Le croient-ils eux-mêmes, qu'on aime le travail ?

Il y a matière à se le demander. Le premier réflexe serait de miser plutôt sur le cynisme : ils savent bien qu'ils disent n'importe quoi, mais ni la vérité ni la justice ne les intéressent. Ils sont là pour défendre leur intérêt de classe. Ils sont là pour manier les mots comme des contremaîtres le fouet, et dire aux masses de subordonnés de retourner au charbon en s'estimant encore heureux. Il y a probablement de ça, pour certains d'entre eux.

Mais je ne parviens à démordre tout à fait de l'idée que ce serait encore mal les comprendre. Un humain, sauf échoué à un degré tout à fait exceptionnel de néant intérieur, ça a besoin de se sentir la conscience à peu près claire pour passer ses nuits. — Et je ne crois pas qu'une situation bourgeoise suffise à en dispenser quelqu'un.
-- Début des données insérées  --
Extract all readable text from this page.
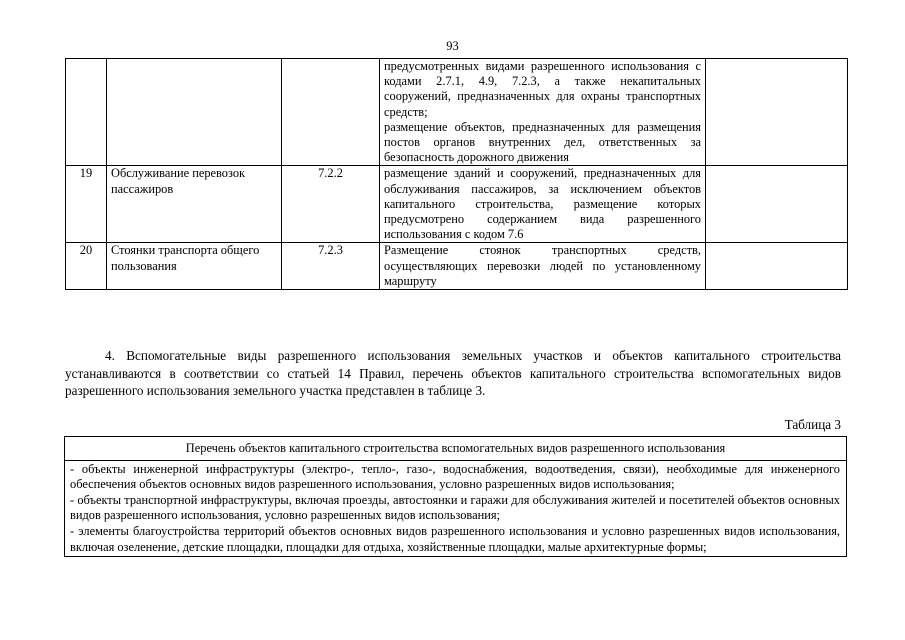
93

			предусмотренных видами разрешенного использования с кодами 2.7.1, 4.9, 7.2.3, а также некапитальных сооружений, предназначенных для охраны транспортных средств;

размещение объектов, предназначенных для размещения постов органов внутренних дел, ответственных за безопасность дорожного движения	

19	Обслуживание перевозок пассажиров	7.2.2	размещение зданий и сооружений, предназначенных для обслуживания пассажиров, за исключением объектов капитального строительства, размещение которых предусмотрено содержанием вида разрешенного использования с кодом 7.6	

20	Стоянки транспорта общего пользования	7.2.3	Размещение стоянок транспортных средств, осуществляющих перевозки людей по установленному маршруту	

4. Вспомогательные виды разрешенного использования земельных участков и объектов капитального строительства устанавливаются в соответствии со статьей 14 Правил, перечень объектов капитального строительства вспомогательных видов разрешенного использования земельного участка представлен в таблице 3.

Таблица 3
Перечень объектов капитального строительства вспомогательных видов разрешенного использования

- объекты инженерной инфраструктуры (электро-, тепло-, газо-, водоснабжения, водоотведения, связи), необходимые для инженерного обеспечения объектов основных видов разрешенного использования, условно разрешенных видов использования;

- объекты транспортной инфраструктуры, включая проезды, автостоянки и гаражи для обслуживания жителей и посетителей объектов основных видов разрешенного использования, условно разрешенных видов использования;

- элементы благоустройства территорий объектов основных видов разрешенного использования и условно разрешенных видов использования, включая озеленение, детские площадки, площадки для отдыха, хозяйственные площадки, малые архитектурные формы;
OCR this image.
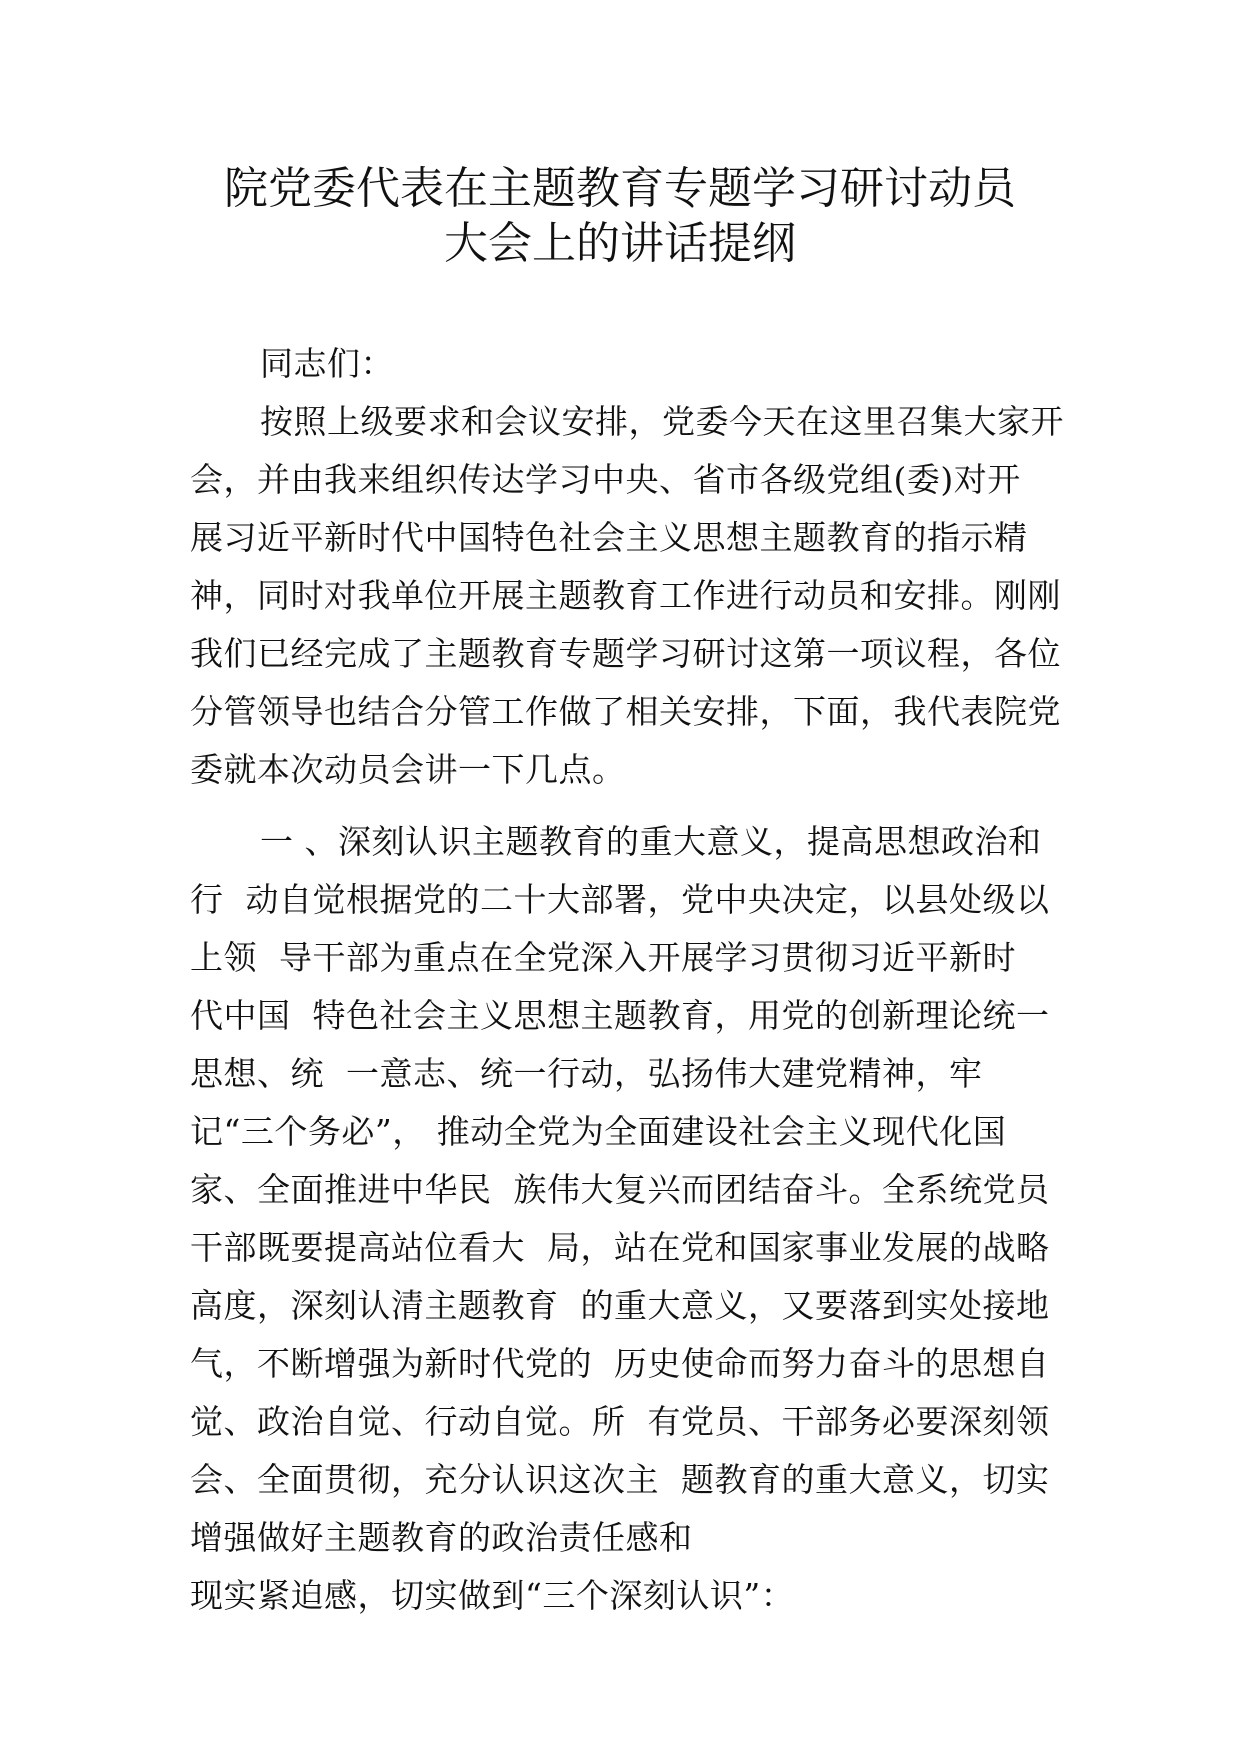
院党委代表在主题教育专题学习研讨动员
大会上的讲话提纲
同志们：
按照上级要求和会议安排，党委今天在这里召集大家开
会，并由我来组织传达学习中央、省市各级党组(委)对开
展习近平新时代中国特色社会主义思想主题教育的指示精
神，同时对我单位开展主题教育工作进行动员和安排。刚刚
我们已经完成了主题教育专题学习研讨这第一项议程，各位
分管领导也结合分管工作做了相关安排，下面，我代表院党
委就本次动员会讲一下几点。
一 、深刻认识主题教育的重大意义，提高思想政治和
行  动自觉根据党的二十大部署，党中央决定，以县处级以
上领  导干部为重点在全党深入开展学习贯彻习近平新时
代中国  特色社会主义思想主题教育，用党的创新理论统一
思想、统  一意志、统一行动，弘扬伟大建党精神，牢
记“三个务必”， 推动全党为全面建设社会主义现代化国
家、全面推进中华民  族伟大复兴而团结奋斗。全系统党员
干部既要提高站位看大  局，站在党和国家事业发展的战略
高度，深刻认清主题教育  的重大意义，又要落到实处接地
气，不断增强为新时代党的  历史使命而努力奋斗的思想自
觉、政治自觉、行动自觉。所  有党员、干部务必要深刻领
会、全面贯彻，充分认识这次主  题教育的重大意义，切实
增强做好主题教育的政治责任感和
现实紧迫感，切实做到“三个深刻认识”：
Si ce n'est le cynisme, alors : malentendu ? fausses excuses ? ignorance ? bêtise ? Passe un article du Figaro intitulé : "Je sais pourquoi je me lève" : cette majorité silencieuse de Français qui s'épanouissent au travail. On se dit qu'ils ont dû sonder la fosse des Mariannes jusqu'à débusquer une caissière ou un livreur contents de leur sort ? Même pas ! Suspense de courte durée ; dès le chapô : "Le Figaro a recueilli les histoires d'une créatrice d'entreprise, d'un chef étoilé et d'un avocat d'affaires, tous passionnés par leur métier." On réprime un rire nerveux. Elle fait plaisir à voir, la "majorité silencieuse".

Et là clairement on mise sur la bêtise. On se dit que oui, les idiots : après tout, ils le croient vraiment. Ils sont adultes, ils sont éduqués, ils jouissent de capacités cognitives en état de marche. Mais ils n'ont apparemment pas dépassé le stade enfantin qui consiste à juger du cas général à partir de sa situation particulière ou de son environnement immédiat.

Après tout : comment se formeraient-ils une autre idée ? Sur quelle base empirique s'appuieraient-ils ? Leur réalité matérielle quotidienne est tout à fait vide de ceux pour qui le travail est un bagne. Ils ne les voient jamais, ou le plus rarement possible. On les leur relègue dans des arrière-cuisines, derrière un écran, très tôt au petit matin ou tard le soir avant que les bureaux ouvrent ou après qu'ils ont fermé.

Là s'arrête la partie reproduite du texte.